For the visual analytics tool, however, there exist powerful visualization libraries that provide different interactive 2D visualizations. These visualizations provide a good base to support user to visually navigate through the data and explore them to gain insights and draw important conclusion. However, the literature emphasizes the strength of a glyph-design when it comes to encode multivariate data and readily convey the spatial relationship.
Expected and Achieved Results
In this project, we propose an interactive visual analytics tool that displays the iterations of a durability test as a collection of color-encoded cycle glyphs. To do so, we aim to help the engineers to readily monitor the test and to detect potential anomalies. To achieve this, the engineer selects one glyph (or iteration) and the color of the remaining glyphs (or iterations) shows how much they deviate from the selected one: the darker the color of a glyph is the more it deviates from the selected one.
To calculate the anomaly score, we apply individual Machine Learning approaches (correlation-based anomaly detection, regression-based anomaly detection) which we have carefully selected considering their accuracy in detecting anomalies in multivariate time series data using 5-fold cross-validation.

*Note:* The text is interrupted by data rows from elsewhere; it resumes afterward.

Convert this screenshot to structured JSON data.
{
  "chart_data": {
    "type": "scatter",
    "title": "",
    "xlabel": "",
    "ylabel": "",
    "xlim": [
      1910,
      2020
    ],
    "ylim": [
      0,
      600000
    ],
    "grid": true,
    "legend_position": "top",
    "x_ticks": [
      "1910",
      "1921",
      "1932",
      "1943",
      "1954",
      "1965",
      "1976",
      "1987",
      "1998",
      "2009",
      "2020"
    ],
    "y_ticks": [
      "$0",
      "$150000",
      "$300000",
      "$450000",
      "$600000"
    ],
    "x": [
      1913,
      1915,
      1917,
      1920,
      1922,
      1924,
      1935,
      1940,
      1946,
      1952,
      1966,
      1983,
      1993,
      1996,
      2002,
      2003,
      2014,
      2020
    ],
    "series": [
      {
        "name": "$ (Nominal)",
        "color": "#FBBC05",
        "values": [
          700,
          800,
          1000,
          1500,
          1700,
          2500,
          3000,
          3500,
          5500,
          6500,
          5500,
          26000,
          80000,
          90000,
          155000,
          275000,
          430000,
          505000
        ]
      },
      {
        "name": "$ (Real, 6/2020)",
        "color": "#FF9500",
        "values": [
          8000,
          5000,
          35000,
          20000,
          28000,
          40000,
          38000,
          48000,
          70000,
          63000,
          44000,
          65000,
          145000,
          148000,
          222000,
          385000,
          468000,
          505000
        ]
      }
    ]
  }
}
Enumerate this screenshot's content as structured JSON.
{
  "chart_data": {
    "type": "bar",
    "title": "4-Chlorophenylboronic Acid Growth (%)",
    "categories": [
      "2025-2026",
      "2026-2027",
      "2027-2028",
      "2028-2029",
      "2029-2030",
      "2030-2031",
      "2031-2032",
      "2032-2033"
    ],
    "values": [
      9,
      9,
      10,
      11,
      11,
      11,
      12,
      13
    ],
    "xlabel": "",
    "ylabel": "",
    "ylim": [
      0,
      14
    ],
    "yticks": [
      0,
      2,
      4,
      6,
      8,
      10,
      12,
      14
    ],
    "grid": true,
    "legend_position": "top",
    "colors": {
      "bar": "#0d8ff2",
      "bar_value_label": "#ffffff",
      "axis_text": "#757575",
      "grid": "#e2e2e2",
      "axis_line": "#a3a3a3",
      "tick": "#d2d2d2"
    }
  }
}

Our visual analysis tool has been evaluated by the experts in the field with a pair analysis study. During this test, we investigated how the domain experts work with the proposed tool to detect anomalies on their daily analysis goals. The study has revealed that our tool aids the daily work in automotive testbed environments for two reasons. First, the visual analytics tool helps engineers to analyze the entire testbed dataset and not only a subset of well-known sensors. To do so, the engineers are able to investigate the correlation between the attributes (e.g., temperature and pressure sensor) and not only each attribute on its own. Second, using our tool the engineers are able to readily detect anomalies and explore their sources.
Summarized, our visual analytics tool provides promising methods to address the specific problems associated with automotive testbeds: analyzing multivariate time series and finding anomalies in reoccurring processes. The process and the results of the pair analytics study are published in BigVis2020, co-located with the 23rd International Conference on Extending Database Technology (EDBT 2020) & 23rd Intl. Conference on Database Theory (ICDT 2020. Furthermore, we evaluated the accuracy of the used algorithms for anomaly detection in multivariate time series data performing cross-validation.